Suzie lay flat out with her noble head in her paws. I’d grown to accept that she would keep clear of me, and she no longer frightened me. Geoff held the joint toward me, sodden from his lips, and I hesitated, but only for a moment. I sat at the little table and he began rambling on, telling me about London and the chest of drawers he was making in his little shop on Ithaca Street, and how the woman who had ordered the chest was a ruthless bitch with a big house on the lake. Then he stopped and gave me a long look.

“Your hair is pretty in this light,” he said.
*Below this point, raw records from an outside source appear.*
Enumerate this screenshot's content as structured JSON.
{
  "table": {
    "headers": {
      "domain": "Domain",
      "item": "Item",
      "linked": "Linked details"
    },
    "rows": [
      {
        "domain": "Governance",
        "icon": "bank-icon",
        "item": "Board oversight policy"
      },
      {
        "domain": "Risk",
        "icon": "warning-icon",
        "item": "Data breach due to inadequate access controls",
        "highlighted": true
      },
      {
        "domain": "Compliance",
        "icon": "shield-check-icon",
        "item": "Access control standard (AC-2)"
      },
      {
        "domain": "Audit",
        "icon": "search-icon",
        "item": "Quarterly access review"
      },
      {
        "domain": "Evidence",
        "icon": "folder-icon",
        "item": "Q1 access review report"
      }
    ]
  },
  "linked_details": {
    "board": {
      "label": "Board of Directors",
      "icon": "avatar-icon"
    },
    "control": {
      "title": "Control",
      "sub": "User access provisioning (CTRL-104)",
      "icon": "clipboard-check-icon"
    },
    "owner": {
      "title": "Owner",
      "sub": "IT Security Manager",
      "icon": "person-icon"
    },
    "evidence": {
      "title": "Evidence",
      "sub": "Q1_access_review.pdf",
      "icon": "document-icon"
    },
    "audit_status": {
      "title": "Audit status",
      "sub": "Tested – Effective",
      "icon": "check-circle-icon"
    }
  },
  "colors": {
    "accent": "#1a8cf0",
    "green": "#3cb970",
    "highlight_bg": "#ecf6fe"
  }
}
I was flattered, even if he was nearly my father’s age, and even if it felt slightly unsettling to be the object of his attention. I passed him the joint, the room sunny and filled with a languor that followed me to campus, late for class.

*

MY MOTHER SENT checks on a bimonthly basis and phoned regularly, ready with details of Leanne’s and Sarah’s perfect lives. Once in a while I’d get a call from one of them, and I’d hear the real story—arguments over a husband’s inattentiveness, a car accident after too much wine at a luncheon. I continued to send letters to Del care of the Ashley Manor facility. I’d gotten used to this method of navigating the distance between us. Like the woman at the porch party, I felt guilty, and I had been prevented from living my life by my guilt, but the more I heard about Del’s life away from me at the Manor, the less guilty I felt. Ashley Manor was a place from which she was free to come and go on a daily basis. It was also a structured environment that offered meals and medication supervision—a place she might graduate from once she felt more in control. She sounded happy in her letters and full of her usual plans to find an apartment on her own, to start classes at the University of Connecticut—all things she’d talked about before but that now seemed imminent.

I received a letter from her one day in September telling me about her new boyfriend, Rory. I was sometimes envious of her boyfriends—though she’d cycle through them so quickly, it was hard to keep track, and sometimes I wondered if, like me, she’d invented most of them. Rory, she claimed, was different. I think he is going to pop the question, she wrote. Mother is all sorts of upset, and thinks I’m crazy for considering it. But who doesn’t want a little house and a hubby and a garden full of vegetables and Peter Rabbit peering out of the shrubbery, and maybe a cat sleeping on a rug by the hearth.